Dinslaken. In Lohberg wurde ein Stolperstein für Ludwig Rech verlegt. Direkt neben dem seines Sohnes. Was ihr Schicksal mit der Gegenwart zu tun hat.
Seit 40 Jahren wohne er an der Stollenstraße in Lohberg - aber dass dort ein Stolperstein liege, das habe er noch nicht bemerkt, staunt der Nachbar aus dem gegenüberliegenden Haus. Seit sieben Jahren schon erinnert der mittlerweile durch das Laub etwas angelaufene Gedenkstein an Leo Rech. An diesem Tag kommt ein weiterer, goldglänzender Stolperstein hinzu: für Leo Rechs Vater Ludwig.

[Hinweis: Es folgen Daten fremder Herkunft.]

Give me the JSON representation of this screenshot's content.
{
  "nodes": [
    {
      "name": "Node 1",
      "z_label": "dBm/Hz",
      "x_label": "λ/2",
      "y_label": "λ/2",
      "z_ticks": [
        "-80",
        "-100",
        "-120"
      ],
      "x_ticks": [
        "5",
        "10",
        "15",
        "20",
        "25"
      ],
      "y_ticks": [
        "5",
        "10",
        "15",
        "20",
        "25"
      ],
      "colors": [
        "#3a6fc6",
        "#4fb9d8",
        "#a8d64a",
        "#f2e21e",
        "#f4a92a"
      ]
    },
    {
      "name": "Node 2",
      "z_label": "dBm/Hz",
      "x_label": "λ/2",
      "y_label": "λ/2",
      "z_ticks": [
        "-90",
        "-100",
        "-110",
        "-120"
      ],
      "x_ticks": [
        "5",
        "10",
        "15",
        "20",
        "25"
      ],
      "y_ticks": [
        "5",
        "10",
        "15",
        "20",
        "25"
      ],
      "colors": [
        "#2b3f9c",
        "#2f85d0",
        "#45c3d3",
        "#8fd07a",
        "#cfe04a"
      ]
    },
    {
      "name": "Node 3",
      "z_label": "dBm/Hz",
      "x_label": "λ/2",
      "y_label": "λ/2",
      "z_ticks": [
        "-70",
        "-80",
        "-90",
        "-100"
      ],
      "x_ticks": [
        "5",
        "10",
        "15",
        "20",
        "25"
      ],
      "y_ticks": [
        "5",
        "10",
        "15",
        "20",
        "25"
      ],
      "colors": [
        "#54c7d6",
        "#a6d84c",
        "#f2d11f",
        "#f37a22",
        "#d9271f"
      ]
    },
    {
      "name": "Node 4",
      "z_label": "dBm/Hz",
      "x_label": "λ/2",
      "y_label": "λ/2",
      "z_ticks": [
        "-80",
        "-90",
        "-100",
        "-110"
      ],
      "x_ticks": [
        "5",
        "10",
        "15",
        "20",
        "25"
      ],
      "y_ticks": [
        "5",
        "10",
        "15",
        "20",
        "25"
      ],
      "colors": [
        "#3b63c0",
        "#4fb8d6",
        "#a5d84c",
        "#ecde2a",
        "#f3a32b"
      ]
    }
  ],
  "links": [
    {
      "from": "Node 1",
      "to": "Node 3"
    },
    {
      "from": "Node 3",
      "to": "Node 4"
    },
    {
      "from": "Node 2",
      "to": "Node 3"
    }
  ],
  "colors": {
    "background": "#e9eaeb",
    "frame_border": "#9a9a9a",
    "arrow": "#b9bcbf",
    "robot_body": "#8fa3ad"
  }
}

- Die NRZ Dinslaken auf Whatsapp: Hier kostenlos den Kanal abonnieren
- Die NRZ Dinslaken auf Facebook: Hier kostenlos die Seite abonnieren
- Die NRZ Dinslaken auf Instagram: Hier kostenlos die Seite abonnieren
Die Schicksale von Leo und Ludwig Rech sind eng miteinander verknüpft. Sohn Leo hatte wohl eine leichte Körperbehinderung, fand keinen Arbeitsplatz in Dinslaken, wurde schließlich als „asozial“ stigmatisiert und als „Volksschädling“ und „politischer Häftling“ am 14. August 1942 nach Auschwitz gebracht. „Nur zehn Tage nach seiner Ankunft in Auschwitz starb Leo Rech“, sagt Anne Prior. Die Vorsitzende des Dinslakener Vereins Stolpersteine hat das Schicksal der Familie - und vieler anderer - recherchiert. Danach wurde Leo „sehr wahrscheinlich durch einen SS-Lagerarzt als arbeitsunfähig eingestuft und anschließend mit einer Phenolspritze getötet.“ Leo Rech wurde keine 23 Jahre alt.
Ludwig Rech war Kommunist
Dass sein Vater Ludwig nicht nur Bergmann auf Lohberg, sondern auch Kommunist war, spielte wohl bei Leos Schicksal eine Rolle, das sei seiner Mutter klar gewesen, meint Anne Prior. Leo sei „drangsaliert“ worden, „weil er diesen Vater hatte“. Ludwig Rech war Vorsitzender der Dinslakener Gruppe des kommunistischen „Kampfbunds gegen den Faschismus“ - von seiner Gründung 1930 bis zur Zerschlagung 1933 - dessen Mitglieder sich immer wieder auch mit der SA geschlagen haben. Nach dem Reichstagsbrand wurde Ludwig Rech als politischer Gefangener verhaftet - als einer von zahlreichen kommunistischen Funktionären aus Dinslaken gemäß der am 28. Februar 1933 von der Reichsregierung erlassenen „Verordnung zum Schutz von Volk und Staat“, der sogenannten Reichstagsbrandverordnung. Er kam zuerst nach Hamborn ins Gefängnis, dann in das Konzentrationslager Börgermoor.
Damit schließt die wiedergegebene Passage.